Чтобы сменить щекотливую тему, упомянула сто шестнадцать гимнов «Ригведы», где, в частности, рассказывается о священном напитке древних ариев — соме. У отведавшего сомы, выжатого сока из стеблей растения таракуты, выдержанного и перебродившего две недели под ярким солнцем на самой высокой горе, в широкой каменной чаше, крепло тело и не знало усталости.

Сердце наполнялось мужеством и радостью. Ум просветлялся до волшебного озарения и мудрых откровений, течение мыслей ускорялось, сложные решения принимались с необычной смелостью. Глаза приобретали соколиную зоркость, видели необычные цвета и истинную суть предметов, недоступную простым людям.

Человек получал подтверждение своему возможному бессмертию.

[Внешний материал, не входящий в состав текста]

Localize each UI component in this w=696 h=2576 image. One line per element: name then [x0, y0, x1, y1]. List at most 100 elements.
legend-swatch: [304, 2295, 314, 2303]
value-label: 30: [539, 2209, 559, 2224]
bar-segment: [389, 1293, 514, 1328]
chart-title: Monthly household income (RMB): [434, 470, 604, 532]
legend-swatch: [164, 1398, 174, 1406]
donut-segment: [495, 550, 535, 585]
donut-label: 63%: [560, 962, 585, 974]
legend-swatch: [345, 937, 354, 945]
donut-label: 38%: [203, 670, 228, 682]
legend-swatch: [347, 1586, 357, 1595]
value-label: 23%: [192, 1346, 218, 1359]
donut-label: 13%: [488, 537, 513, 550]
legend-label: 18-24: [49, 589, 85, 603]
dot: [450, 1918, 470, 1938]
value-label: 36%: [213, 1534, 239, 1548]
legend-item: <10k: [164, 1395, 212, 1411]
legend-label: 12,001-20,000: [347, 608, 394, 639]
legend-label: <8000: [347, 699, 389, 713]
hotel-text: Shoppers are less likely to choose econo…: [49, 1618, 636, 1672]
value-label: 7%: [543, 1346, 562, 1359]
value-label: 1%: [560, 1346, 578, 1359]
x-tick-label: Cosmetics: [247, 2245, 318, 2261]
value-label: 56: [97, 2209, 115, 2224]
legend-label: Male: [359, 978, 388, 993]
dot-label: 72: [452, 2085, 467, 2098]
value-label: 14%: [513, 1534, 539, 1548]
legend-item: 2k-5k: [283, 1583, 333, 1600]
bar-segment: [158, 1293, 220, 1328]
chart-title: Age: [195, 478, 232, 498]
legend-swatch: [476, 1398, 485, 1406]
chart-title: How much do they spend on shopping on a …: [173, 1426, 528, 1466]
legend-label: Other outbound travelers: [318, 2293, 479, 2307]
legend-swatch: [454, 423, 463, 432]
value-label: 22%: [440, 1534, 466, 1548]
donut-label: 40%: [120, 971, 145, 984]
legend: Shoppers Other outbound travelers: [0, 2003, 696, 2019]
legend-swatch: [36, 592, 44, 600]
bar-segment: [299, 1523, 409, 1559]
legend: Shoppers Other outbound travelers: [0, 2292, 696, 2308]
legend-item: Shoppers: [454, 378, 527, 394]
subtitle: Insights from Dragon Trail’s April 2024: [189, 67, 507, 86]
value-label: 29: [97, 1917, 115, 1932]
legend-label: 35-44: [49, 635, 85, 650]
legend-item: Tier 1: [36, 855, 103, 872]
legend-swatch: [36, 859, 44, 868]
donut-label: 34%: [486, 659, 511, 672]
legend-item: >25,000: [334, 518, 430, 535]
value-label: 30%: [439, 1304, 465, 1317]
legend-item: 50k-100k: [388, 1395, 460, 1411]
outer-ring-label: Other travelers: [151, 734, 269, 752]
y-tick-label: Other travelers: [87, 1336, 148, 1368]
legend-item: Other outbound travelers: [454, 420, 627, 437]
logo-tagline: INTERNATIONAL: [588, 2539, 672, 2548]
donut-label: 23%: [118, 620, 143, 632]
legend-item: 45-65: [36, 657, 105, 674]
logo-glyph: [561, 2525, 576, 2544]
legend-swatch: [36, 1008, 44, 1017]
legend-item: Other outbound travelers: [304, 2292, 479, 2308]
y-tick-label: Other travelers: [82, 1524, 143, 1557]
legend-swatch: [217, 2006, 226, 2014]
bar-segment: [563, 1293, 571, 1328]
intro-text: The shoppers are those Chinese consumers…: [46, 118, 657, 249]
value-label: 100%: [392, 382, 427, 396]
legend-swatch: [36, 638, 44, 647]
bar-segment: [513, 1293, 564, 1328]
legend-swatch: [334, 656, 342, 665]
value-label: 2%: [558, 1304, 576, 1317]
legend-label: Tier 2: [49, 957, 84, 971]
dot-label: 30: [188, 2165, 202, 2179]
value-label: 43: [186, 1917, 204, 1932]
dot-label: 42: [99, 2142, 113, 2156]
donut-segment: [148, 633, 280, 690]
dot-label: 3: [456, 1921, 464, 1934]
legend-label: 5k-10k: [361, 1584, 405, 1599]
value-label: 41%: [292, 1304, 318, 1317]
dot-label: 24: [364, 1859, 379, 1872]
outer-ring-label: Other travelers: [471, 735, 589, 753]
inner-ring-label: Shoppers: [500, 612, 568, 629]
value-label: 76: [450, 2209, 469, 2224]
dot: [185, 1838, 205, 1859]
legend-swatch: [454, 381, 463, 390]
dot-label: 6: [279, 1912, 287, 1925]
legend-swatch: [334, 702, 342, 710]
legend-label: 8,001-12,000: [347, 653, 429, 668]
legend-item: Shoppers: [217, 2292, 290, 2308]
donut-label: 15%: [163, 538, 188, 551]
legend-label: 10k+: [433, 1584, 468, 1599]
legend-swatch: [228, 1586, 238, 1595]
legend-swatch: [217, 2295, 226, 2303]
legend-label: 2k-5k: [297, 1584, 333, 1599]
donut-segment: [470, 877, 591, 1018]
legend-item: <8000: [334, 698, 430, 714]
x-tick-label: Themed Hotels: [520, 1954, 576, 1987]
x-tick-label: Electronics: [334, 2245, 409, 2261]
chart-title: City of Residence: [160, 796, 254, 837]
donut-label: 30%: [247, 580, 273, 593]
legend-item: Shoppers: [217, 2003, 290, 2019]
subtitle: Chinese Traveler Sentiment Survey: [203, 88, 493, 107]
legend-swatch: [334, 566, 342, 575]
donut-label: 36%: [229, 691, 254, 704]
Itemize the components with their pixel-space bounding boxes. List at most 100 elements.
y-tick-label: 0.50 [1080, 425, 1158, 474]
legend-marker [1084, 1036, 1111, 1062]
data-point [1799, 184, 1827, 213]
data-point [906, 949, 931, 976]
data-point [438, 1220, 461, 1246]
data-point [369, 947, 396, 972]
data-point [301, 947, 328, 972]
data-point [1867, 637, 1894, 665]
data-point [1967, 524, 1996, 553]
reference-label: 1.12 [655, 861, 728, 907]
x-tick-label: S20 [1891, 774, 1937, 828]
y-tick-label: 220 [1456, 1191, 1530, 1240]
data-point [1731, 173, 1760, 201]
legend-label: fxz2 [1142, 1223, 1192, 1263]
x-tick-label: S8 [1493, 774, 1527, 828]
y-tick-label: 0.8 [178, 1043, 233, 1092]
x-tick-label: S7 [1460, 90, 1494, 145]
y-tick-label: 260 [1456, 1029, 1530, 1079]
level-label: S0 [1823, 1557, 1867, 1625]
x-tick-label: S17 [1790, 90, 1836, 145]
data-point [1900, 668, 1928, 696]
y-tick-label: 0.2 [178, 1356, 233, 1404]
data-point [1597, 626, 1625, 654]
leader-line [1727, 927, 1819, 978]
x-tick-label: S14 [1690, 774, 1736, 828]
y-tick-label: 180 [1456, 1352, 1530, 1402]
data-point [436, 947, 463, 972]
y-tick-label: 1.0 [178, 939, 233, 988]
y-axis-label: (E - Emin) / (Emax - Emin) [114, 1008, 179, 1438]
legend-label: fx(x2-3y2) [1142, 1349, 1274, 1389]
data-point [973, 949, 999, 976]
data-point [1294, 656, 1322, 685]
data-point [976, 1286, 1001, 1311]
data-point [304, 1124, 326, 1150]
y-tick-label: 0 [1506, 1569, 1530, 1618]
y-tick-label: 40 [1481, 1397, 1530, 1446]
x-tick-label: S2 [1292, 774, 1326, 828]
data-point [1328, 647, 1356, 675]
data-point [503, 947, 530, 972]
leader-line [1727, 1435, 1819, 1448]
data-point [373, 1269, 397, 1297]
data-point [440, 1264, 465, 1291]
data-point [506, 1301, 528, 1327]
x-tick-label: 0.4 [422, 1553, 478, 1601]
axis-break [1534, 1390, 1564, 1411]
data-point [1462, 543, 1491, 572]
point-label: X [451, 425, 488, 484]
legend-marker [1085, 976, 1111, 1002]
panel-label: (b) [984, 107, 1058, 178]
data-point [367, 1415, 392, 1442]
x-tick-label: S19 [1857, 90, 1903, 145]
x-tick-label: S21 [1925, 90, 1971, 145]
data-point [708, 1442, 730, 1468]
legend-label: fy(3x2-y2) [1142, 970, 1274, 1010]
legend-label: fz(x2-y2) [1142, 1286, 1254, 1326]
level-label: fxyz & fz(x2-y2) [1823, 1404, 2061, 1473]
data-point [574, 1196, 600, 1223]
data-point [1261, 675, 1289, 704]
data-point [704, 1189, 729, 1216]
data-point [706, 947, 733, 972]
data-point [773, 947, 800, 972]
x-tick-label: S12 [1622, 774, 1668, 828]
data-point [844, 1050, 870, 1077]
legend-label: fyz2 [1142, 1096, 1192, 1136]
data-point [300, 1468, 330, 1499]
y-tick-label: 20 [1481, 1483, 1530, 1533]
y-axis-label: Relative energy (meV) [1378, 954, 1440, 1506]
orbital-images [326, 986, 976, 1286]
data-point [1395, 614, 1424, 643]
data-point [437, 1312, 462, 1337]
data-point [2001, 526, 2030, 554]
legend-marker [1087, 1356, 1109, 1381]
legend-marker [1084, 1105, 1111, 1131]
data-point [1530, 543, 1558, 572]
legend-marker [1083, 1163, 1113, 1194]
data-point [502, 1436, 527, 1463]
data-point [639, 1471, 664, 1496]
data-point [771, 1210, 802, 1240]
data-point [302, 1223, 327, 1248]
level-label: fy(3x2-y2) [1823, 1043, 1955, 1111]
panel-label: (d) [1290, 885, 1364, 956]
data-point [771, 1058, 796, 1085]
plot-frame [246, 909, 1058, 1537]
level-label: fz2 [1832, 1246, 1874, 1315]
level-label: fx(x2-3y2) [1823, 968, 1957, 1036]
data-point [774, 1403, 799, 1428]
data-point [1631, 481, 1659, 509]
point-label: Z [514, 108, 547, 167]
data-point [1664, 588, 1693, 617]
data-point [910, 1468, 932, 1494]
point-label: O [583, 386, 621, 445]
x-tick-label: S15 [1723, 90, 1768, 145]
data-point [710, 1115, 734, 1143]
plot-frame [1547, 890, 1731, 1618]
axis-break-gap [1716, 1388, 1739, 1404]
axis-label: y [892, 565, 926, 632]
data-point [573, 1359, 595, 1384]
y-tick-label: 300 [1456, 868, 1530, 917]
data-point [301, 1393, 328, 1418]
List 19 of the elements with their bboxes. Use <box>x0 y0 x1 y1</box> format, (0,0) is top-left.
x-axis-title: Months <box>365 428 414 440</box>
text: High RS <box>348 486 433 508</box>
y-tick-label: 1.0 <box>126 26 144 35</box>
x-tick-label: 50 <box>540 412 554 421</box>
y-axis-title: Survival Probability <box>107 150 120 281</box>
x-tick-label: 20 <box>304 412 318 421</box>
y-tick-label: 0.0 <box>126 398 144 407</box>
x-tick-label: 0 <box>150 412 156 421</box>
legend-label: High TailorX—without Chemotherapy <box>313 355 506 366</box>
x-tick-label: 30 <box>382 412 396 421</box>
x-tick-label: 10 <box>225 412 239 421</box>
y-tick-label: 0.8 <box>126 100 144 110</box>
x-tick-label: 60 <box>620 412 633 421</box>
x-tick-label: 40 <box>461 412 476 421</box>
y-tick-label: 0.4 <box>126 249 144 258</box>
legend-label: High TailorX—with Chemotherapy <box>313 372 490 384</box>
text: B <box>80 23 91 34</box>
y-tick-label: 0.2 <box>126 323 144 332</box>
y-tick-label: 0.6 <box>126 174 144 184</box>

Он становился богом, который имел, кроме высшего наслаждения, все знания мира и удивительные способности, от стремительного полета в необозримые дали Вселенной, словно птица Рух, до проникновения в океанские глубины, подобно левиафанам.

Видел течение жизни многих смертных на протяжении десятилетий, предсказывал им причину гибели и день смерти. Ничто не могло скрыться от внутреннего зрения. Время замедлялось до ослепительного мига, которое вмещало годы чужих жизней и переплетений их судеб.

Соломон расхохотался:

«Мои пророки и жрецы намного скромнее — они только разговаривают с богом, молятся им на высотах, приносят жертвы, делают робкие и невнятные предсказания, которые можно истолковывать двояко. Но если отведают настойки корня мандрагоры или гнилушных грибов, то могут стать и богом, которому подвластны все стихии и ничтожные людишки. Меня, еще в юные годы, жрец Энной предупреждал — не доверять настойкам, которые предлагают чародеи и колдуны, обещая божественное блаженство и скрытое знание, доступное только богам. Настойки искажают реальность, внушают ложные представления о своей силе и знаний сокровенного, дают незабываемые приятные ощущения, даже несопоставимые с обладанием девственницы. Человек начинает желать, испытывать их несчетное количество раз, и попадает в столь непреодолимую зависимость от них, что перестает жить в реальном мире. И, наконец, просто уходит в другой мир, про который живые ничего не знают, могут лишь догадываться».

Балкис согласилась, что и сама никогда не рисковала ради любопытства употреблять сомнительные настойки, даже во имя высшего знания, потому что видела, к чему, в конце концов, это приводит. Люди, утверждавшие, что они были Богом, зрели и испытали невиданное, высшее наслаждение, недоступное простым смертным, не могли об этом связно и понятно рассказать, вызывали своим косноязычием жалость. Они умнее и мудрее не становились, но постепенно превращались в жалкое подобие человека: теряли интерес к повседневной жизни, умирали в грязи и нищете, ибо все свои богатства, дома и жен отдавали за очередной глоток сомы.

«Убеждена, что их знание божественного и скрытого, которое они не могут объяснить словами, не оправдываются скорой смертью. То, о чем нельзя рассказать, не существует, это соблазнительная обманка».